Tag: tppo

  • sihanoukville

    Agen perekrut tenaga kerja memanfaatkan jalur-jalur tikus yang dianggap aman untuk menyelundukan para pekerja migran ilegal yang hendak dibawa ke Kamboja. Selain lebih murah, jalur-jalur ini juga lebih mulus dari pemeriksaan petugas imigrasi. Jalur laut salah satunya. 

    (Lontar.co): Pola ‘distribusi’ pekerja migran ilegal yang dikirim ke Kamboja punya kecenderungan yang sama, hal ini merujuk pada berbagai pengungkapan kasus pekerja migran yang hendak dikirim ke Kamboja. 

    Pekerja migran asal Pulau Jawa dikirim melalui udara, sedangkan pekerja asal Pulau Sumatera lebih banyak dikirim melalui jalur laut. 

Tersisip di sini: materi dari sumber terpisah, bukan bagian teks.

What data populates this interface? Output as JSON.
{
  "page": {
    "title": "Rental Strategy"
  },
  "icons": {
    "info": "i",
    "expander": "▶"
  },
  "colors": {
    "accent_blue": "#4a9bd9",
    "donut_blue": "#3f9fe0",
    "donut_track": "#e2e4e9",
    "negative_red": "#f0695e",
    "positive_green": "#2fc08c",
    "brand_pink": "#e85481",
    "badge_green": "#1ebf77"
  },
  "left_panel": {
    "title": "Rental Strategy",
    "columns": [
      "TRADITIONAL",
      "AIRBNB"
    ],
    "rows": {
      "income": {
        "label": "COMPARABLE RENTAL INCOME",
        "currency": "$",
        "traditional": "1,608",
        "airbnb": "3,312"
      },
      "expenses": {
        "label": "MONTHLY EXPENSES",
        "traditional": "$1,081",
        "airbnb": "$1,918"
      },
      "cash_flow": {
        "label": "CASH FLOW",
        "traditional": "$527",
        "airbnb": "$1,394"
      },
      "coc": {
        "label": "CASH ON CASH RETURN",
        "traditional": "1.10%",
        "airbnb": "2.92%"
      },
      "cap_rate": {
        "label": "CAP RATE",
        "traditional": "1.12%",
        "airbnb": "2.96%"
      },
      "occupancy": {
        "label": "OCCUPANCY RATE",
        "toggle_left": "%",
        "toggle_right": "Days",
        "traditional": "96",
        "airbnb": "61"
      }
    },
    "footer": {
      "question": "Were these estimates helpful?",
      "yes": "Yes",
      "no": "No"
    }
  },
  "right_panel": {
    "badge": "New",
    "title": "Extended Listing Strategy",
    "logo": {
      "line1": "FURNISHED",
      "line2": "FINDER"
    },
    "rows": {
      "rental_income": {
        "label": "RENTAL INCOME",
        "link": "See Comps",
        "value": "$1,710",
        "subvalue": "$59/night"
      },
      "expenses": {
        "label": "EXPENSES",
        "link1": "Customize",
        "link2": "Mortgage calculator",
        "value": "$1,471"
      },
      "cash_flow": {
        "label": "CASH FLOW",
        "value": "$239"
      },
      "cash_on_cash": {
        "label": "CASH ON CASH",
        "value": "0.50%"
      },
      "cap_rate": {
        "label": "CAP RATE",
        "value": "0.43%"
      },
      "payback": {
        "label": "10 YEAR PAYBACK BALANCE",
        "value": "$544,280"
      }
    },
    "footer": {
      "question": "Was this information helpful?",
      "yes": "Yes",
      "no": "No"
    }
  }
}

    Hal ini selaras dengan pengakuan Agus dan J, dua dari puluhan bahkan ratusan pekerja migran asal Lampung yang hendak dan sudah pernah dikirim ke Kamboja, mereka dibawa melalui jalur laut. 

    Umumnya, jalur laut yang digunakan adalah melalui Pulau Batam menuju Singapura atau Pulau Batam menuju Malaysia. 

    Di Pulau Batam, ada begitu banyak pelabuhan selain pelabuhan internasional Batam Center, ada empat pelabuhan lain yakni; Pelabuhan Sekupang, Pelabuhan Harbour Bay, Pelabuhan Teluk Senimba dan Pelabuhan Nongsapura. 

    Itu yang resmi, sementara pelabuhan yang tak resmi pun tak sedikit jumlahnya. 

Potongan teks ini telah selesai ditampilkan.